Irmãos
e irmãs,
Este
Santo Domingo garante-nos que Deus não se conforma com os projetos de egoísmo e
de morte que desfeiam o mundo e que escravizam homens e mulheres e afirma que
Ele encontra formas de vir ao encontro dos seus filhos para lhes propor um
projeto de liberdade e de vida plena.
A
primeira leitura propõe-nos, a partir da figura de Moisés, uma reflexão sobre a
experiência profética. O profeta é alguém que Deus escolhe, que Deus chama e
que Deus envia para ser a sua “palavra” viva no meio do povo. Através dos
profetas, Deus vem ao nosso encontro e apresenta-lhes, de forma bem
perceptível, as suas propostas.
Assim,
a vocação profética é uma vocação que surge por iniciativa de Deus. Ninguém é
profeta por escolha própria, mas porque Deus o chama. O profeta tem de ter
consciência, antes de mais, que é Deus quem está por detrás da sua escolha e do
seu envio. O profeta não pode assumir uma atitude de arrogância e de autossuficiência,
mas tem de se sentir um instrumento humilde através do qual Deus age no mundo.
A
segunda leitura convida os crentes a repensarem as suas prioridades e a não
deixarem que as realidades transitórias sejam impeditivas de um verdadeiro
compromisso com o serviço de Deus e dos irmãos.
Por
detrás das afirmações que Paulo faz no texto que nos é proposto como segunda
leitura, está a convicção de que as realidades terrenas são passageiras e efêmeras
e não devem, em nenhum caso, ser absolutizadas. Não se trata de propor uma
evasão do mundo e uma espiritualidade descarnada, insensível, alheia ao amor, à
partilha, à ternura; mas trata-se de avisar que as realidades desta terra não
podem ser o objetivo final e único de nossa vida. Esta reflexão convida-nos a
repensarmos as nossas prioridades, e a não ancorarmos a nossa vida em
realidades transitórias.
O
Evangelho mostra como Jesus, o Filho de Deus, cumprindo o projeto libertador do
Pai, pela sua Palavra e pela sua ação, renova e transforma em homens livres
todos aqueles que vivem prisioneiros do egoísmo, do pecado e da morte.
É
um sábado. A comunidade está reunida na sinagoga de Cafarnaum para a liturgia.

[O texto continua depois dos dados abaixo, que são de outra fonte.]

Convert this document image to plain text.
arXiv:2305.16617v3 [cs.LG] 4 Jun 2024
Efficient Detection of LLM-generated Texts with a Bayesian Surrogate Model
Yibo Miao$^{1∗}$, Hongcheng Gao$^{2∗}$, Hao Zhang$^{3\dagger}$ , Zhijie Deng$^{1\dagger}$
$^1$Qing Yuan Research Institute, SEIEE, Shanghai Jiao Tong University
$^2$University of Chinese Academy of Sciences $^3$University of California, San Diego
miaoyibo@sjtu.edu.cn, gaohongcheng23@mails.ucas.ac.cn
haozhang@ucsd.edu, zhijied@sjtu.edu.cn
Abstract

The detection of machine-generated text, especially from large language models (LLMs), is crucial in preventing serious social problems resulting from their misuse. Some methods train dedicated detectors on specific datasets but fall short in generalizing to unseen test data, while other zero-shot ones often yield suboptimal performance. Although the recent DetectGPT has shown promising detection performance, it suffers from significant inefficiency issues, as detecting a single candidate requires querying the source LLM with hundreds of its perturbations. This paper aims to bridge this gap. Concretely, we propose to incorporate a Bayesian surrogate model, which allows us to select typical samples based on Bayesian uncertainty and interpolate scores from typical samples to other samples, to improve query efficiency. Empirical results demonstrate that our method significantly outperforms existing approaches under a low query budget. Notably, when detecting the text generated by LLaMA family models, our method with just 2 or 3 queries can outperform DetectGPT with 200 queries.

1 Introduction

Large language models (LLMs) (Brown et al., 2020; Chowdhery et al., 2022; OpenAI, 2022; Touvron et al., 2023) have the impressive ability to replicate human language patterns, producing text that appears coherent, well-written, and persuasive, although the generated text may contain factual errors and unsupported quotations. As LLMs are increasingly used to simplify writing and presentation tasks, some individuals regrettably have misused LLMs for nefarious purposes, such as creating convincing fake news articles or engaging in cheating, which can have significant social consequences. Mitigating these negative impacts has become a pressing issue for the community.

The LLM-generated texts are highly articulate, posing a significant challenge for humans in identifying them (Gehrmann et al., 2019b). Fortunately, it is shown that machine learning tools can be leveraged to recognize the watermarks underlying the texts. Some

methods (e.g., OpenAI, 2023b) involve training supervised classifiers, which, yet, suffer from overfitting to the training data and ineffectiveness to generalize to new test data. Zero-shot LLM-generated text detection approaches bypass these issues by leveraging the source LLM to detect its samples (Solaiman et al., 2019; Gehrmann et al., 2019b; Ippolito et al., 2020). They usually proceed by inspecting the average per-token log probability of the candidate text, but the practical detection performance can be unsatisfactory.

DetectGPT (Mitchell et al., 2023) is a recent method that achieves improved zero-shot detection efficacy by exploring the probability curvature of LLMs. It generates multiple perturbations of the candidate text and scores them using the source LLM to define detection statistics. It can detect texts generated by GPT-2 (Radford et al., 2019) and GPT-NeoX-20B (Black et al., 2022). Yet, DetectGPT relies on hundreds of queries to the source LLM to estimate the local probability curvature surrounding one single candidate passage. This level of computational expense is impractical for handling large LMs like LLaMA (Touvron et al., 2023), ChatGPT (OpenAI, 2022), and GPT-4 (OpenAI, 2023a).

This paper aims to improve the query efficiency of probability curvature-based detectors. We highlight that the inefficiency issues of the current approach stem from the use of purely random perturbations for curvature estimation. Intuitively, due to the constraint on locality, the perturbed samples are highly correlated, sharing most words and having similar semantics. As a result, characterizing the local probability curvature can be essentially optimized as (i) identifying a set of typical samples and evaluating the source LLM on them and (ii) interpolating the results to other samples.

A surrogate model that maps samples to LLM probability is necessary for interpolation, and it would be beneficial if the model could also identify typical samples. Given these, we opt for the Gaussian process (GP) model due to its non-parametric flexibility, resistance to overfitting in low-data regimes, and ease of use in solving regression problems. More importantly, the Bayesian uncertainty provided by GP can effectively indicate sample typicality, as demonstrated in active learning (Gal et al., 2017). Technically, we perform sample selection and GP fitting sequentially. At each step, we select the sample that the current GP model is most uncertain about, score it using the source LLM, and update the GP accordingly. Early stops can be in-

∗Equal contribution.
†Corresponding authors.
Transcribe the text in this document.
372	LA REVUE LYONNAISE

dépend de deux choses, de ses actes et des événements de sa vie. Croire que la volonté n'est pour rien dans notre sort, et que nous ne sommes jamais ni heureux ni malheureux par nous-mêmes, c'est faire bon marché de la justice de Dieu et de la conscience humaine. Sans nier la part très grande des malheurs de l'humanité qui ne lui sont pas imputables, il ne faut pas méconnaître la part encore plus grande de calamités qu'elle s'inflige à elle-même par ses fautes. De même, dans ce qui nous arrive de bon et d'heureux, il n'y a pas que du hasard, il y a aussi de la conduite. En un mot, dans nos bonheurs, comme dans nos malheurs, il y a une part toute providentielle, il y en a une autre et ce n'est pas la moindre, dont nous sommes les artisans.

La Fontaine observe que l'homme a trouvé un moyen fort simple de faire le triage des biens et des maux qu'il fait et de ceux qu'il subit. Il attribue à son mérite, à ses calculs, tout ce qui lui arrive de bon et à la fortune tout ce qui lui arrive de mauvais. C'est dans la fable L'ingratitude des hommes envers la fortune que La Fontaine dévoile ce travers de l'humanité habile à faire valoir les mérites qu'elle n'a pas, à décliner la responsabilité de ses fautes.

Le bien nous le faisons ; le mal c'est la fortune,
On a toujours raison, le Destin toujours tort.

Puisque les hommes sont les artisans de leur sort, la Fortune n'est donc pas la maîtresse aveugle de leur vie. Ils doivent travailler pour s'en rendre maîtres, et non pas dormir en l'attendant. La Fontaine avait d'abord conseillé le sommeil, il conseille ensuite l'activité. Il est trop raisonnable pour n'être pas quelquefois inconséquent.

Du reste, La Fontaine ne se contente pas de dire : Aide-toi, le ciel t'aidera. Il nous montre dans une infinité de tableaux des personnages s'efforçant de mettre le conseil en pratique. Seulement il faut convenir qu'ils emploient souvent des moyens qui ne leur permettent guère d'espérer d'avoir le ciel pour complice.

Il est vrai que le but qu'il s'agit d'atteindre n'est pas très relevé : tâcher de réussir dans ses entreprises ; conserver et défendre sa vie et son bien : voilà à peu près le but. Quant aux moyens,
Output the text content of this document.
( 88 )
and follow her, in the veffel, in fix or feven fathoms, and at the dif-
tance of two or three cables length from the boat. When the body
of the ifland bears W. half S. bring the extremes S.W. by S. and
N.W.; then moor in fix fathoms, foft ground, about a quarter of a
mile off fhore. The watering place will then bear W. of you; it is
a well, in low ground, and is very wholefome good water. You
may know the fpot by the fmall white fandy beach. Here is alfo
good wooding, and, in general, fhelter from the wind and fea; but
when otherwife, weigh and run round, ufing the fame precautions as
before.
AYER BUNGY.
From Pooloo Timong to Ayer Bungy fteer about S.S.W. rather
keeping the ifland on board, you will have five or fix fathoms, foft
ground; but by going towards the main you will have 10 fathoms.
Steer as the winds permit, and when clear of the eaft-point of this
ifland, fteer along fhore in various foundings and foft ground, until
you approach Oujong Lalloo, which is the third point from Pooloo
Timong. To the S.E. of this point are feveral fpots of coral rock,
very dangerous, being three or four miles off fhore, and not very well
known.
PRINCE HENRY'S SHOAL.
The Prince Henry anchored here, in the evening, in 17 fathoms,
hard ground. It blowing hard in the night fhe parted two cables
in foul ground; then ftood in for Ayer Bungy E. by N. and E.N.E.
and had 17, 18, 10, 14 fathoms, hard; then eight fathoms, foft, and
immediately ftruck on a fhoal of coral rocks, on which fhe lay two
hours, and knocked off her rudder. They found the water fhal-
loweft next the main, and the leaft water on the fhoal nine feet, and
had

Jesus, recém-chegado à cidade, entra na sinagoga, como qualquer bom judeu, para
participar na liturgia sabática. É provável que Jesus tivesse sido convidado,
nesse dia, para comentar as leituras feitas. Fê-lo de uma forma original,
diferente dos comentários que as pessoas estavam habituadas a ouvir aos
“escribas” (os estudiosos das Escrituras). As pessoas ficaram maravilhadas com
as palavras de Jesus, “porque ensinava com autoridade e não como os escribas”.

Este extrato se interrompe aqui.